Saturday, July 07, 2007

where's the luck in laundry?

Today was supposed to be the luckiest day of the millennium.

But it was the unluckiest day in my laundry.

So I’m at the sink, picking off the shit that always seems to remain at the bottom of my glasses after they’ve run through the dishwasher, when I hear this horrible BANGBANGBANG in the basement. Not the jaunty BOOMBOOMBOOM the washer makes when it’s unbalanced; this was more sinister.

BANGBANGBANG. Really loud, like there’s an evil troll with a hammer, trying to get out.

I hustle downstairs, open the lid, and see that the machine has stopped spinning during the rinse cycle. That BANGBANGBANG is apparently the sound of the transmission whining that there are too many towels in there.

I fiddle with the knob, try different things, but it won’t spin. It’s done spinning. It’s spent.

Then I heave the soaking, sopping wet towels into the laundry basket to hang outside to dry. The damn thing’s heavy, so the handles break on my laundry basket. But I manage to get it outside, water dripping up and down steps and through the house.

I hang up a towel. The line creaks. I hang up another one at the other end. More creaking. I hang up a third. The line breaks and the towels fall to the ground.

But that’s ok. I have another, stronger one. I hang up all 6 towels. The line breaks. The towels fall to the ground.

Now the towels are dirty and I have to wash them again. I think if I were a neighbor and I watched all this, it’d be funny.


Because you demanded it, here are pictures of L's feet from the 4th. The top picture is from 2007; the bottom from 2006. She took a fashion risk by wearing different sandals. L often takes very colorful fashion risks, and you know how that tendency becomes exaggerated as women grow older, so we're really looking forward to what she'll be wearing in 20 years.

She has promised to stay away from pink cocktails, however.

Friday, July 06, 2007

with degenerates like these, who needs friends?
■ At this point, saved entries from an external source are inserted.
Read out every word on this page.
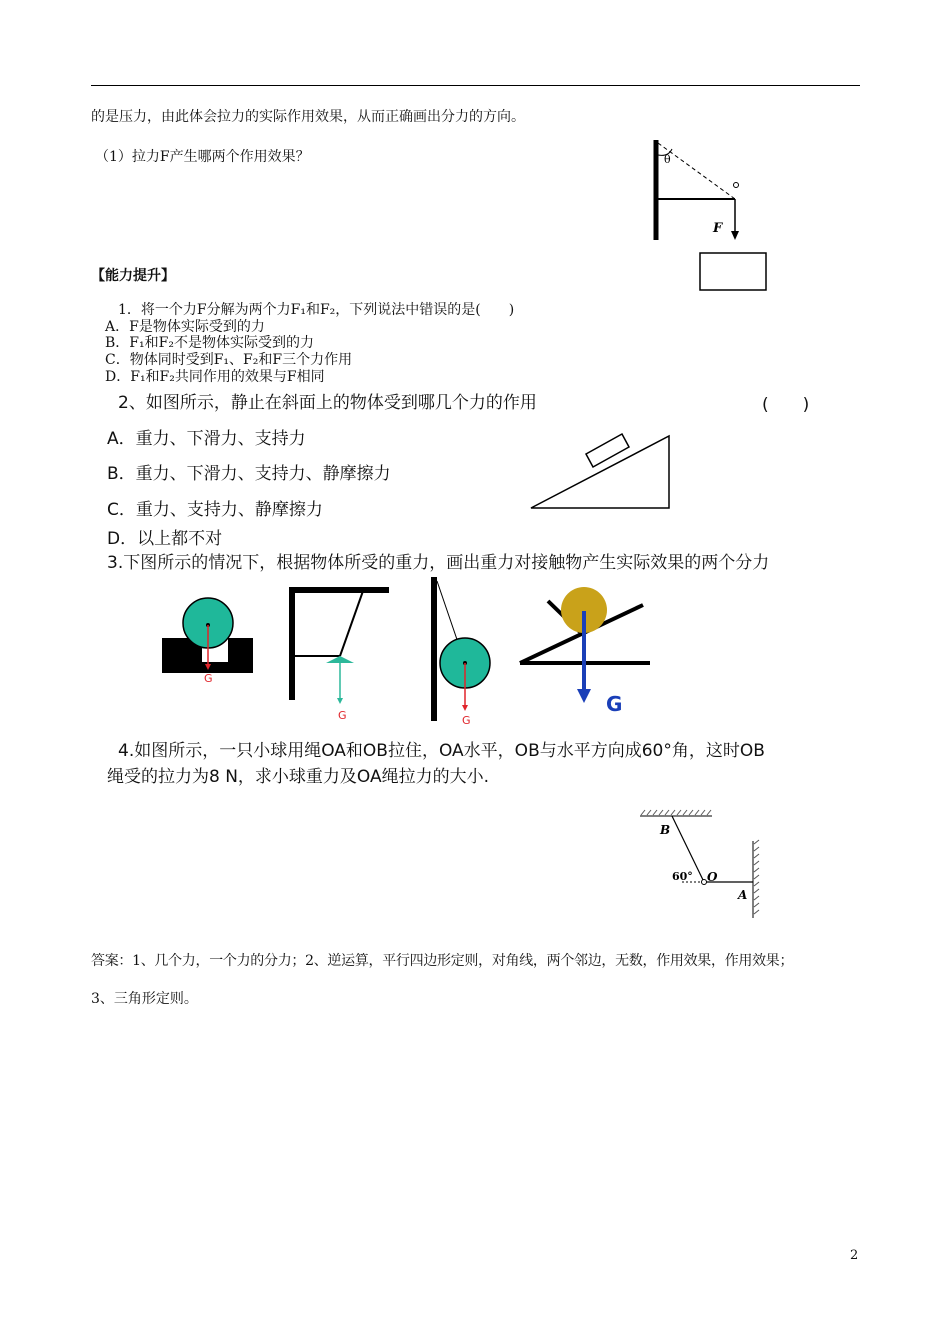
的是压力，由此体会拉力的实际作用效果，从而正确画出分力的方向。
（1）拉力F产生哪两个作用效果？	θ
F
【能力提升】
1．将一个力F分解为两个力F₁和F₂，下列说法中错误的是(　　)
A．F是物体实际受到的力
B．F₁和F₂不是物体实际受到的力
C．物体同时受到F₁、F₂和F三个力作用
D．F₁和F₂共同作用的效果与F相同
2、如图所示，静止在斜面上的物体受到哪几个力的作用	(　　)
A．重力、下滑力、支持力
B．重力、下滑力、支持力、静摩擦力
C．重力、支持力、静摩擦力
D．以上都不对
3.下图所示的情况下，根据物体所受的重力，画出重力对接触物产生实际效果的两个分力
G
G	G
G
4.如图所示，一只小球用绳OA和OB拉住，OA水平，OB与水平方向成60°角，这时OB
绳受的拉力为8 N，求小球重力及OA绳拉力的大小.
B
60° O
A
答案：1、几个力，一个力的分力；2、逆运算，平行四边形定则，对角线，两个邻边，无数，作用效果，作用效果；
3、三角形定则。
2
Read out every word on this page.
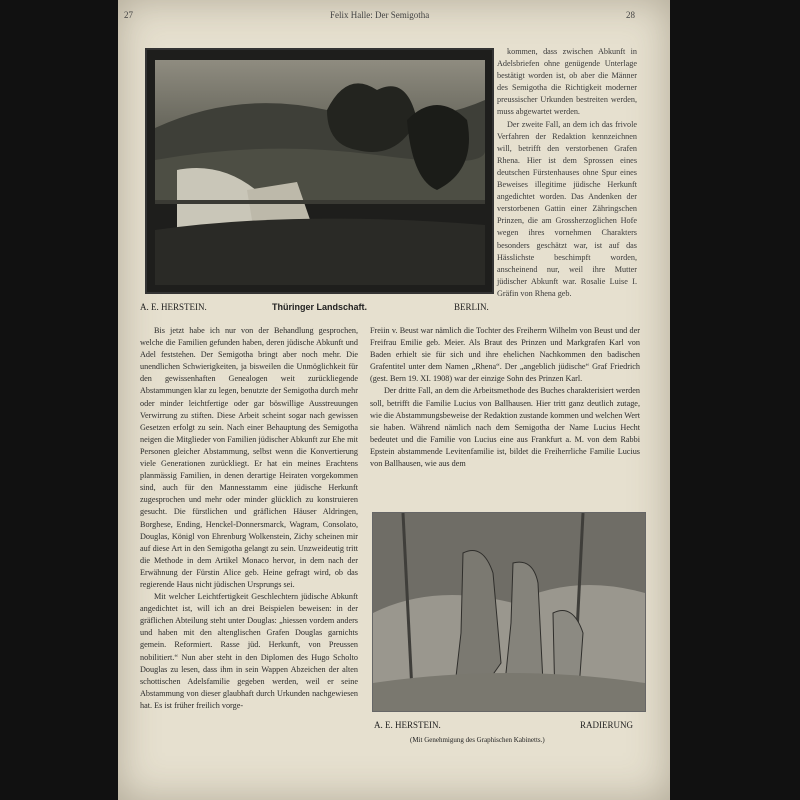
27	Felix Halle: Der Semigotha	28
A. E. HERSTEIN.	Thüringer Landschaft.	BERLIN.

kommen, dass zwischen Abkunft in Adelsbriefen ohne genügende Unterlage bestätigt worden ist, ob aber die Männer des Semigotha die Richtigkeit moderner preussischer Urkunden bestreiten werden, muss abgewartet werden.

Der zweite Fall, an dem ich das frivole Verfahren der Redaktion kennzeichnen will, betrifft den verstorbenen Grafen Rhena. Hier ist dem Sprossen eines deutschen Fürstenhauses ohne Spur eines Beweises illegitime jüdische Herkunft angedichtet worden. Das Andenken der verstorbenen Gattin einer Zähringschen Prinzen, die am Grossherzoglichen Hofe wegen ihres vornehmen Charakters besonders geschätzt war, ist auf das Hässlichste beschimpft worden, anscheinend nur, weil ihre Mutter jüdischer Abkunft war. Rosalie Luise I. Gräfin von Rhena geb.

Bis jetzt habe ich nur von der Behandlung gesprochen, welche die Familien gefunden haben, deren jüdische Abkunft und Adel feststehen. Der Semigotha bringt aber noch mehr. Die unendlichen Schwierigkeiten, ja bisweilen die Unmöglichkeit für den gewissenhaften Genealogen weit zurückliegende Abstammungen klar zu legen, benutzte der Semigotha durch mehr oder minder leichtfertige oder gar böswillige Ausstreuungen Verwirrung zu stiften. Diese Arbeit scheint sogar nach gewissen Gesetzen erfolgt zu sein. Nach einer Behauptung des Semigotha neigen die Mitglieder von Familien jüdischer Abkunft zur Ehe mit Personen gleicher Abstammung, selbst wenn die Konvertierung viele Generationen zurückliegt. Er hat ein meines Erachtens planmässig Familien, in denen derartige Heiraten vorgekommen sind, auch für den Mannesstamm eine jüdische Herkunft zugesprochen und mehr oder minder glücklich zu konstruieren gesucht. Die fürstlichen und gräflichen Häuser Aldringen, Borghese, Ending, Henckel-Donnersmarck, Wagram, Consolato, Douglas, Königl von Ehrenburg Wolkenstein, Zichy scheinen mir auf diese Art in den Semigotha gelangt zu sein. Unzweideutig tritt die Methode in dem Artikel Monaco hervor, in dem nach der Erwähnung der Fürstin Alice geb. Heine gefragt wird, ob das regierende Haus nicht jüdischen Ursprungs sei.

Mit welcher Leichtfertigkeit Geschlechtern jüdische Abkunft angedichtet ist, will ich an drei Beispielen beweisen: in der gräflichen Abteilung steht unter Douglas: „hiessen vordem anders und haben mit den altenglischen Grafen Douglas garnichts gemein. Reformiert. Rasse jüd. Herkunft, von Preussen nobilitiert.“ Nun aber steht in den Diplomen des Hugo Scholto Douglas zu lesen, dass ihm in sein Wappen Abzeichen der alten schottischen Adelsfamilie gegeben werden, weil er seine Abstammung von dieser glaubhaft durch Urkunden nachgewiesen hat. Es ist früher freilich vorge-

Freiin v. Beust war nämlich die Tochter des Freiherrn Wilhelm von Beust und der Freifrau Emilie geb. Meier. Als Braut des Prinzen und Markgrafen Karl von Baden erhielt sie für sich und ihre ehelichen Nachkommen den badischen Grafentitel unter dem Namen „Rhena“. Der „angeblich jüdische“ Graf Friedrich (gest. Bern 19. XI. 1908) war der einzige Sohn des Prinzen Karl.

Der dritte Fall, an dem die Arbeitsmethode des Buches charakterisiert werden soll, betrifft die Familie Lucius von Ballhausen. Hier tritt ganz deutlich zutage, wie die Abstammungsbeweise der Redaktion zustande kommen und welchen Wert sie haben. Während nämlich nach dem Semigotha der Name Lucius Hecht bedeutet und die Familie von Lucius eine aus Frankfurt a. M. von dem Rabbi Epstein abstammende Levitenfamilie ist, bildet die Freiherrliche Familie Lucius von Ballhausen, wie aus dem

A. E. HERSTEIN.	RADIERUNG
(Mit Genehmigung des Graphischen Kabinetts.)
This 4th of July in Wenonah was pretty much like all the rest of them have been, except it wasn't the hottest day of the year like it usually is. A little morning rain kept the heat away, and the lingering cloud cover and low humidity helped me stay fresh and dry throughout the festivities.

Usually by the time the firehouse opens, people are sweating and glistening like pigs.

What struck me this year is that people looked old. Classmates. Friends. Of course we all look older, but I've been able to kinda gloss over that and see people as they looked 20, 30 years ago.

I couldn't do that this year. I noticed balding heads, wrinkled faces, yellowed teeth, tummy bulges, broken capillaries...and while some of us have aged better than others...we're our parents now. Our parents look the same as they used to, but now we look like them. We're the people the kids look at now and call "old."

And yet...we can stand there and trade stories about youthful adventures and drink beer (though not as much as we used to) and still not feel any older than when we drank Bud and Annie Green Springs and smoked pot and piled into Tom Hoover's beat-up van, speeding down Breakneck road, Zeppelin on the 8-track, not knowing or caring what curveballs we would be faced with the next day.

Yup. It was 4th of July in Wenonah. Same as it ever was.